It’s over 7,650 miles from Detroit to Kathmandu. But that didn’t stop a Bloomfield company from reaching out to rescue young Nepali girls from a life of slavery and prostitution.
At a ceremony in Birmingham’s Townsend Hotel, Somerset Painting was awarded “Business of the Year” from international relief agency, Forgotten Children Worldwide. Founded in 1999, Forgotten Children is located near Fort Wayne, Indiana, and operates orphanages and rescue operations in India, Kenya, Nepal, and other countries.
Rick Hartsell, founder of Somerset Painting & Home Improvements, says: “Every 26 seconds, a child is trafficked around the world. I have two daughters of my own. I had to get involved. Our entire business is now dedicated to transforming lives of at-risk kids.”
While volunteering overseas, Rick decided to devote Somerset to helping children. His plan? “Donating a one-year child sponsorship with every major paint job or home improvement.”
Rick says, “There’s no cost to our clients, and a vulnerable orphan gets food, clothing and education for 12 months. On commercial projects, we donate 10% of all profits.”
Rick agrees, “Our way to fight child exploitation is by starting self-sustaining businesses. When people can earn a living, they don’t have to sell their children to feed the rest of the family – and they can assist other poor kids, too.”
Recently, Somerset helped buy a self-supporting farm near Kathmandu, Nepal. In November of this year they donated a 16-passenger mini-bus to FCW partners in Nepal to launch a taxi and tourism business. This profitable bus service allows six Nepali families to care for themselves and take in 3 orphan kids per household.
Somerset’s charitable focus is meant to inspire other local business owners to jump in. Eric says, “We take concerned Americans with us overseas to come up with solutions. These U.S. entrepreneurs can help indigenous people combat injustice – like human trafficking – by setting up locally run businesses.”
Rick invites Michigan businesses to join him. “I started Somerset in 1985. Now it’s time to give back. If you’d like to travel abroad with us, or have ideas for self-sustaining microbusiness, let’s discuss it. We can help fight child exploitation by fighting the poverty that breeds slavery.”

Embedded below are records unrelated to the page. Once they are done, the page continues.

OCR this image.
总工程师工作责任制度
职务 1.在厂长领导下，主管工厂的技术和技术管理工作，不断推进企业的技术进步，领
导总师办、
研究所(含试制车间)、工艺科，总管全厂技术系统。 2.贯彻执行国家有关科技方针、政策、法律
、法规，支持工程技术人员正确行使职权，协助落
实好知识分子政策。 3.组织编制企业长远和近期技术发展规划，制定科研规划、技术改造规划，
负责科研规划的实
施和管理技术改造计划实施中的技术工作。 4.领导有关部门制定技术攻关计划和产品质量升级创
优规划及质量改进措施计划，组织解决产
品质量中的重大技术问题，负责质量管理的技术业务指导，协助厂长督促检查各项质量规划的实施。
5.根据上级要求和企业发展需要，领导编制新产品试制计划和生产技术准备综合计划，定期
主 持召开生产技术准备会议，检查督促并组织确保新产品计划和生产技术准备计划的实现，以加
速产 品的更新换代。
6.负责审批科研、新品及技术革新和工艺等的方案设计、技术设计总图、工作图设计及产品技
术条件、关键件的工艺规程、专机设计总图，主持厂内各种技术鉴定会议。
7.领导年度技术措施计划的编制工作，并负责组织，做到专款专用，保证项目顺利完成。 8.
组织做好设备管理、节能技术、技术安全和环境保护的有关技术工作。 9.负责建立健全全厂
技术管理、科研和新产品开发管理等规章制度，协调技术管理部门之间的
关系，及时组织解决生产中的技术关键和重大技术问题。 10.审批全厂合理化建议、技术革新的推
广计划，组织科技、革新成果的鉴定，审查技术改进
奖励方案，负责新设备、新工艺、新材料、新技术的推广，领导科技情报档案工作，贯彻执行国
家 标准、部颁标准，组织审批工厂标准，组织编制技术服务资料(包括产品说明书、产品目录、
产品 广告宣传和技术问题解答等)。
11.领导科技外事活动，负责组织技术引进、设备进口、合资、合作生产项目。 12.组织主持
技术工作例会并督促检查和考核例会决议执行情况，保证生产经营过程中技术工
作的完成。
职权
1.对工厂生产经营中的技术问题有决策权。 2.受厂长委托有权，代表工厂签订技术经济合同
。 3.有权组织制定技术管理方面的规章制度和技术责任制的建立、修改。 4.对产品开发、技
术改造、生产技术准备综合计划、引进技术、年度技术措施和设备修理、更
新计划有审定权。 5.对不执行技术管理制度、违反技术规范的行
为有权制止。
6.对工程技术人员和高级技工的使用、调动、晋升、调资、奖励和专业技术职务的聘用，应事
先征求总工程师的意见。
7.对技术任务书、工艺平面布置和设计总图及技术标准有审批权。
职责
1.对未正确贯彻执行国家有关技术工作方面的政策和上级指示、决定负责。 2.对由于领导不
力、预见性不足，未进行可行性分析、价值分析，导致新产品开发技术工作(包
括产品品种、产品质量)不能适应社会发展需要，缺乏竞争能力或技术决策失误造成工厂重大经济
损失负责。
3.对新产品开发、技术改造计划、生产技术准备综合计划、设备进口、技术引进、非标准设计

The 2014 “Business of the Year” award was presented to Somerset Painting by Forgotten Children’s Chief Development Officer, Aaron Brown, of Fort Wayne, Indiana. Says Aaron, “Rick and Eric went above and beyond with new, creative solutions. By funding agriculture, transportation, and vocational training, they are lifting families out of poverty while saving kids from human trafficking. They deserved to be honored.”